Buono plays the manager of the troupe. He is persuasive as a man who must be part-artist and part-businessman and logistics expert. He also radiates an aura of humbug that makes you assume he is up to no good, not telling everything he knows. In contrast to the vivacious Virginia Field as Ramona (one of her six appearances in the Perryverse), Buono is refreshingly restrained in this part, reminding the viewer that he was a commanding stage performer and that Hollywood is a waster of talent.
The Case of the
Absent Artist (1962) … Alexander Glovatski
Any opening scene where characters are splitting a doobie is alright with me. Buono shares a joint with another artist as they discuss the bad old world the squares made. Pretentious Buono has a dismissive line he often uses, “I repudiate him.” In the excellent courtroom scene when he is being grilled and skewered by Perry, caught in perjury, he says, “Very well. I repudiate myself!” Hee-hee, scratch a beatnik, find a hypocrite. Funny that the writers got JD’s so wrong but beatniks so right.

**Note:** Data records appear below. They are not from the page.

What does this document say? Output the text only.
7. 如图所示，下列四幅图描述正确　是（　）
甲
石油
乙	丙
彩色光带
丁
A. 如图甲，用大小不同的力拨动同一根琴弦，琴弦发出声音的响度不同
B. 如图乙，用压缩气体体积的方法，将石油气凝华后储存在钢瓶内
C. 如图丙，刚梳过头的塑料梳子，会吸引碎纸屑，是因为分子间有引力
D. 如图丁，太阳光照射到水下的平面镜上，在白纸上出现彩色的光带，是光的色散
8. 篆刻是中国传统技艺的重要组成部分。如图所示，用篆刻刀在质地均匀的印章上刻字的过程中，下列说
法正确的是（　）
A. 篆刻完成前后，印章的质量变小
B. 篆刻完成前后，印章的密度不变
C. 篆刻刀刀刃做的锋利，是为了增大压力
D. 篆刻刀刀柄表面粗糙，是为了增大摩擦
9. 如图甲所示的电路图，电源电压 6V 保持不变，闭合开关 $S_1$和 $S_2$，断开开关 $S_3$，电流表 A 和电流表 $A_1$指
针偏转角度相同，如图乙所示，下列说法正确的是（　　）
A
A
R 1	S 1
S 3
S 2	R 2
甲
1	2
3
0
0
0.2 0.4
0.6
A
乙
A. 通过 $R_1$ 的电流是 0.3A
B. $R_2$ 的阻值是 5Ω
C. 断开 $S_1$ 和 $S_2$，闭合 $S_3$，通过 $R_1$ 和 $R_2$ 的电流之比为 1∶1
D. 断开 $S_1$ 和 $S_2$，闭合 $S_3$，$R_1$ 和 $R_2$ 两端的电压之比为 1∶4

The writing is pretty good in this episode. The settings are unusual. One is an artist’s colony in a fish-oily town that reminds us of Robert Altman’s Popeye’s Sweethaven Village. The other is the business of the syndication of comic strips. And the many dubious characters are topped off with Arlene Martel, who plays a beat chick with blasé sensuousness.
Victor Buono died of sudden heart attack in his California house on New Year’s Day, 1982. He was only 43 years old. In the last line of his obituary, the New York Times signaled reality in the way media did back then, noting that he was not married. Like Montgomery Clift and Raymond Burr, Buono was one of the gay actors that pushed back against the idea of marrying women to conceal their true sexual identity.